Les Lamentations offrent le plus raffiné des travaux sur la musique sacrée, atteignant un idéal rhétorique dont l’accentuation sert au plus près le texte pour en projeter l’éloquence suprême. Ecouter par exemple la destruction des remparts de Sion dans la Leçon pour le Jeudi Saint… le vide d’un grand silence dit tout simplement et avec intensité, le vertige qui succède à la catastrophe. Jérémie invite ici à la foi, à la révélation et à la délivrance; chaque pause prend un sens volontaire (indiqué par Charpentier sur les sources).
Les interprètes réussissent à exprimer la souple progression des vers mis en musique, sachant dans les Trois Leçons de Ténèbres, souligner l’architecture d’une pensée musicale experte en options expressives; ainsi, dans la Leçon du Venderedi, le brillant contraste alterné entre le grand choeur des cordes et le petit choeur des flûtes…

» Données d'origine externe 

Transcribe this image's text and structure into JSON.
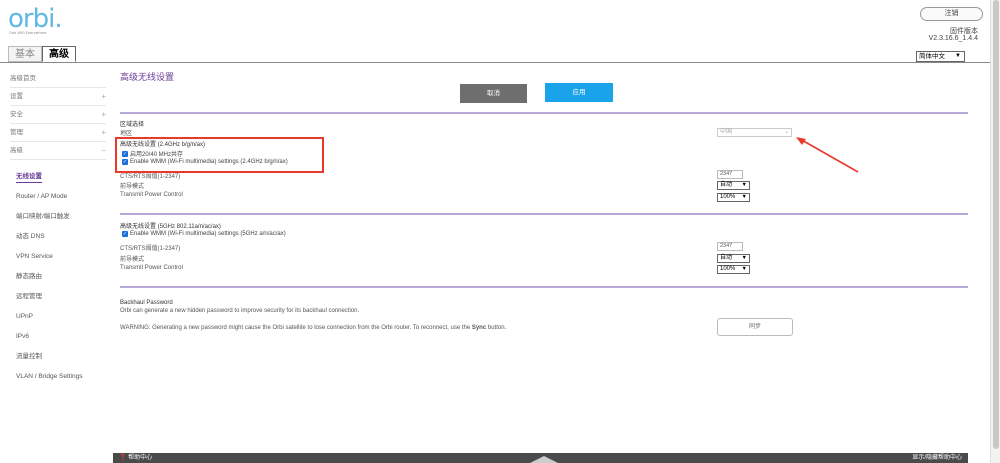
{
  "brand": {
    "logo": "orbi.",
    "tagline": "Orbi WiFi Everywhere"
  },
  "header": {
    "logout_label": "注销",
    "fw_label": "固件版本",
    "fw_version": "V2.3.16.6_1.4.4"
  },
  "tabs": [
    {
      "label": "基本"
    },
    {
      "label": "高级",
      "active": true
    }
  ],
  "language": {
    "selected": "简体中文"
  },
  "sidebar": {
    "items": [
      {
        "label": "高级首页",
        "sign": ""
      },
      {
        "label": "设置",
        "sign": "+"
      },
      {
        "label": "安全",
        "sign": "+"
      },
      {
        "label": "管理",
        "sign": "+"
      },
      {
        "label": "高级",
        "sign": "−"
      }
    ],
    "subitems": [
      {
        "label": "无线设置",
        "active": true
      },
      {
        "label": "Router / AP Mode"
      },
      {
        "label": "端口映射/端口触发"
      },
      {
        "label": "动态 DNS"
      },
      {
        "label": "VPN Service"
      },
      {
        "label": "静态路由"
      },
      {
        "label": "远程管理"
      },
      {
        "label": "UPnP"
      },
      {
        "label": "IPv6"
      },
      {
        "label": "流量控制"
      },
      {
        "label": "VLAN / Bridge Settings"
      }
    ]
  },
  "main": {
    "title": "高级无线设置",
    "cancel_label": "取消",
    "apply_label": "应用",
    "region": {
      "section": "区域选择",
      "label": "地区",
      "value": "中国"
    },
    "band24": {
      "heading": "高级无线设置 (2.4GHz b/g/n/ax)",
      "coexist_label": "启用20/40 MHz共存",
      "wmm_label": "Enable WMM (Wi-Fi multimedia) settings (2.4GHz b/g/n/ax)",
      "rts_label": "CTS/RTS阈值(1-2347)",
      "rts_value": "2347",
      "preamble_label": "前导模式",
      "preamble_value": "自动",
      "power_label": "Transmit Power Control",
      "power_value": "100%"
    },
    "band5": {
      "heading": "高级无线设置 (5GHz 802.11a/n/ac/ax)",
      "wmm_label": "Enable WMM (Wi-Fi multimedia) settings (5GHz a/n/ac/ax)",
      "rts_label": "CTS/RTS阈值(1-2347)",
      "rts_value": "2347",
      "preamble_label": "前导模式",
      "preamble_value": "自动",
      "power_label": "Transmit Power Control",
      "power_value": "100%"
    },
    "backhaul": {
      "heading": "Backhaul Password",
      "desc": "Orbi can generate a new hidden password to improve security for its backhaul connection.",
      "warning_prefix": "WARNING: Generating a new password might cause the Orbi satellite to lose connection from the Orbi router. To reconnect, use the ",
      "warning_bold": "Sync",
      "warning_suffix": " button.",
      "sync_label": "同步"
    }
  },
  "footer": {
    "left": "帮助中心",
    "right": "显示/隐藏帮助中心"
  },
  "colors": {
    "accent": "#6a3d9a",
    "apply": "#1aa3ea",
    "highlight": "#e8392a"
  }
}
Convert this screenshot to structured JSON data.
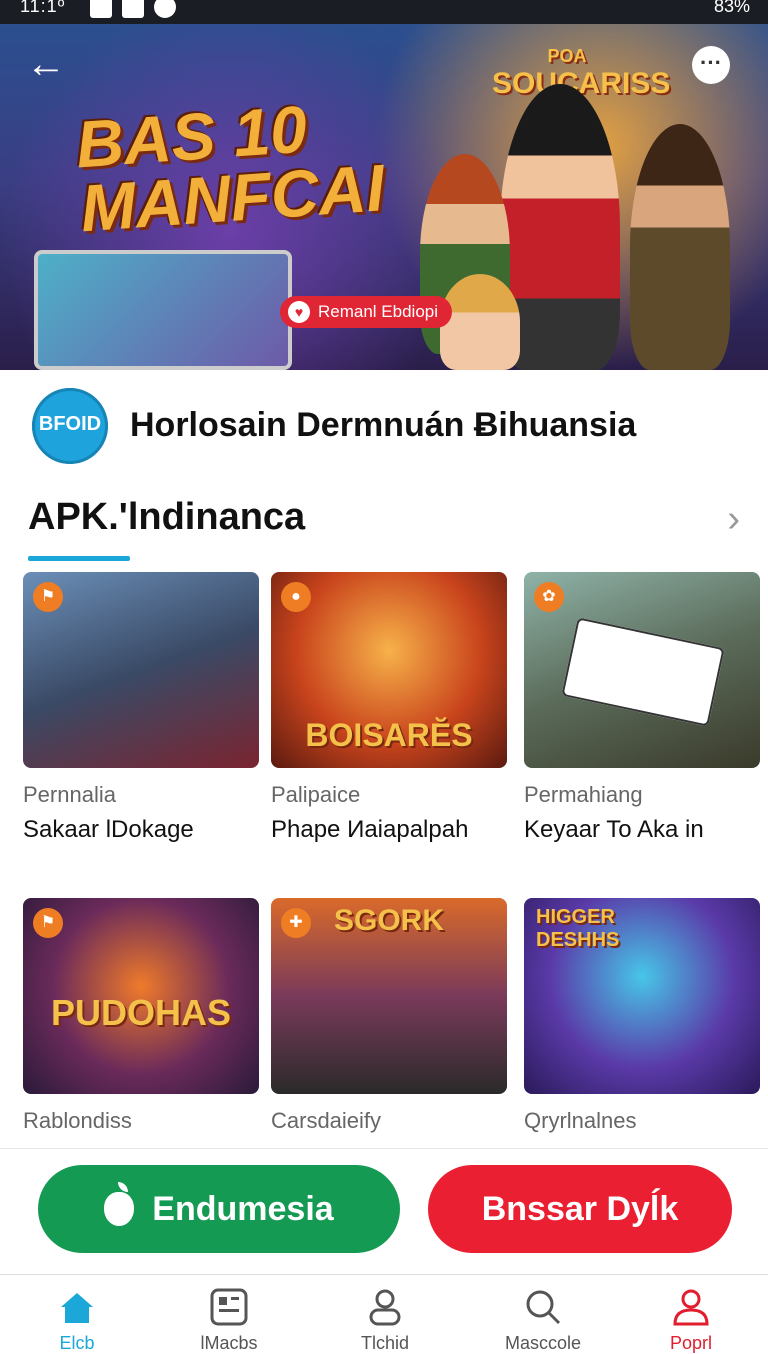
{
  "status": {
    "time": "11:1º",
    "battery": "83%"
  },
  "hero": {
    "title": "BAS 10 MANFCAI",
    "brand_top": "POA",
    "brand": "SOUCARISS",
    "pill": "Remanl Ebdiopi"
  },
  "app": {
    "logo_text": "BFOID",
    "name": "Horlosain Dermnuán  Ƀihuansia"
  },
  "section": {
    "title": "APK.'lndinanca"
  },
  "cards": [
    {
      "sub": "Pernnalia",
      "name": "Sakaar lDokage",
      "art": ""
    },
    {
      "sub": "Palipaice",
      "name": "Phape Иaiapalpah",
      "art": "BOISARĔS"
    },
    {
      "sub": "Permahiang",
      "name": "Keyaar To Aka in",
      "art": ""
    },
    {
      "sub": "Rablondiss",
      "name": "",
      "art": "PUDOHAS"
    },
    {
      "sub": "Carsdaieify",
      "name": "",
      "art": "SGORK"
    },
    {
      "sub": "Qryrlnalnes",
      "name": "",
      "art": "HIGGER DESHHS"
    }
  ],
  "buttons": {
    "primary": "Endumesia",
    "secondary": "Bnssar Dyĺk"
  },
  "nav": [
    {
      "label": "Elcb"
    },
    {
      "label": "lMacbs"
    },
    {
      "label": "Tlchid"
    },
    {
      "label": "Masccole"
    },
    {
      "label": "Poprl"
    }
  ],
  "colors": {
    "accent": "#1ca7d9",
    "green": "#149a52",
    "red": "#ea1f32",
    "badge": "#ef7d24"
  }
}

Raffinements austères de Charpentier

Le programme est très bien composé: préludes instrumentaux pour commencer, balancement entre nostalgie et caresse fervente; puis solo à voce sola (motet pour voix seule « Pour plusieurs martyrs, » délicatement et sobrement articulé et projeté par la basse taille Stephan MacLeod: belle articulation donc beau fini éloquent; et aussi legato et phrasés à l’envi.
L’Antienne qui précède directement les Leçons enchaînées en fin de programme, met en relief les qualités d’engagement sonore des instrumentistes avec des flûtes, hautbois et bassons parfaitement calibrés et idéalement fusionnés aux cordes. De cette Antienne, jaillit le miracle de la chapelle versaillaise, ce parfum irrésistible, entre grandeur et sincérité.
A l’heure des nouveaux interprètes de Charpentier (voyez les Correspondances de Sébastien Daucé), la lecture défendue par Alexis Kossenko frappe par sa gravité, sa simplicité sans apprêts, un art dénué de toute démonstration, qui touche à l’essentiel orant, comme à la clarté agissante du texte magnifiquement projeté par le soliste; la gestion des silences, ces fameux espaces où s’engouffre et se déploie le mystère, ajoute au crédit de l’interprétation; de la voix de Stephan MacLeod, se dresse la prière d’un Jérémie traversé par le souffle de la croyance et de la certitude (à ne pas confondre avec le Jérôme peint par Caravage en couverture, choix déroutant de ce fait); les instruments portés par la flexibilité intelligible du chanteur, cisèlent sans emphase ni maniérisme toutes les nuances de la partition; une musique qui comme le souligne Alexis Kossenko dans sa très intéressante présentation, est d’une complexité dynamique ahurissante et à l’écoute, d’une justesse coulante surprenante: le comble de l’art qui se dissimule en atteignant la vérité et le naturel.

La pudeur et la tendresse dont sont capables les instrumentistes de l’ensemble Arte dei Suonatori, ne sacrifiant jamais l’éloquence pour le beau son, enveloppent toute la lecture, dont la douceur des flûtes entre autres concentre les effets. Le verbe est moteur et principalement mis en relief: en cela Stephan MacLeod se montre très convaincant mais son intonation toujours parfaitement calibrée, fusionnée à la maîtrise des instruments, restitue aux trois Leçons, en particulier celle pour le Vendredi, ce caractère d’extase progressive, d’accomplissement; l’alternance du grand et du petit choeur, très bien spatialisée au regard de la voix conductrice assure ce balancement vers la certitude et la sérénité finale. Lecture magistrale qui confirme les affinités du chef et flûtiste Alexis Kossenko avec la subtilité parfois évanescente et si captivante d’un Charpentier touché ici par la Grâce.

Marc-Antoine Charpentier: Leçons de Ténèbres. Stephan MacLeod, basse taille. Arte di Suonatori. Alexis Kossenko, direction. Enregistrement réalisé en août 2011.
1 cd Alpha réf.: alpha 185. Durée: 1h05mn.